I collect the modifiers in a hash, so that my semantic actions could be
#...
my $data = $fixup_map{$id};
#...
if ( $data->{modifiers_for}{public} ) {
#...
}
Soap Box
The main problem however is that you don't seem to have a plan. For the second "argument" in the angle brakets, you have a regex that specifies only a single alphanumeric character, but want to expand it to allow escaped strings. I have to expect that you are implementing a small subset and gradually want expand it do do other things. If you neglect a good design from the beginning, it's only going to become more and more of a headache to implement the full-featured "parser".
You may want to implement multi-line values at some point. If you don't understand how to get from a single alphanumeric to a quote-delimited argument, the line-by-line method and the adjustments to the regex dwarf that complexity gap.

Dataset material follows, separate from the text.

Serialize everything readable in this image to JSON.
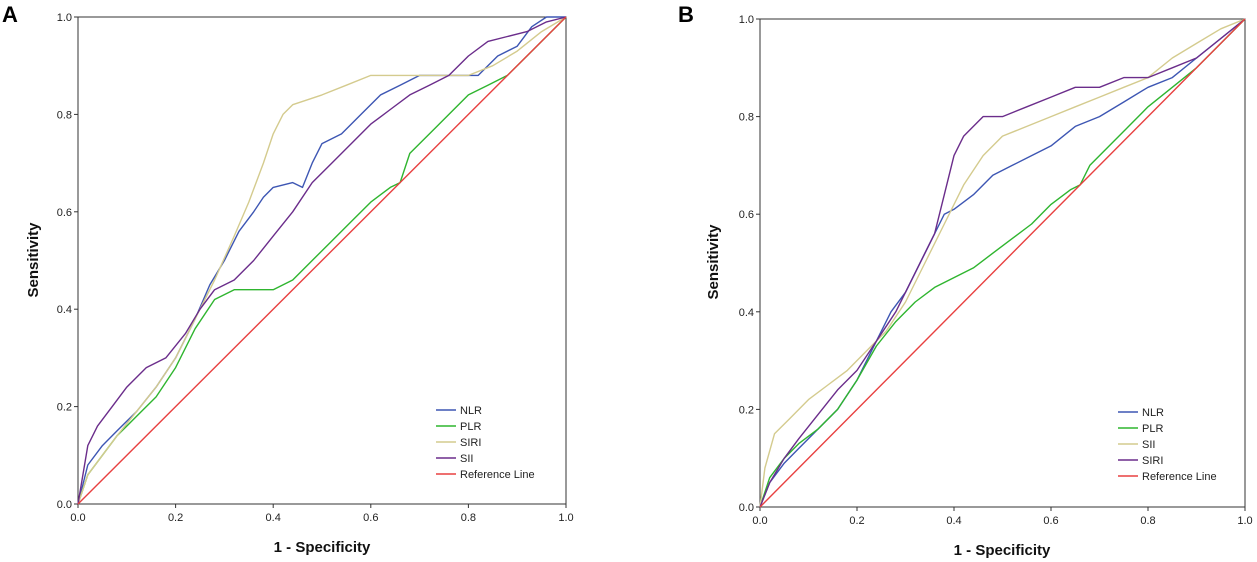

So I advise you to use the code here only as a guideline for expanding complexity. I'm answering a question and indicating a direction, not designing or coding a project, so my regex code isn't as expandable as it probably should be.
If the parsing job was complex enough, I would specify a minimal lookahead grammar for Parse::RecDescent
, and stick to coding the semantic actions. That's another recommendation.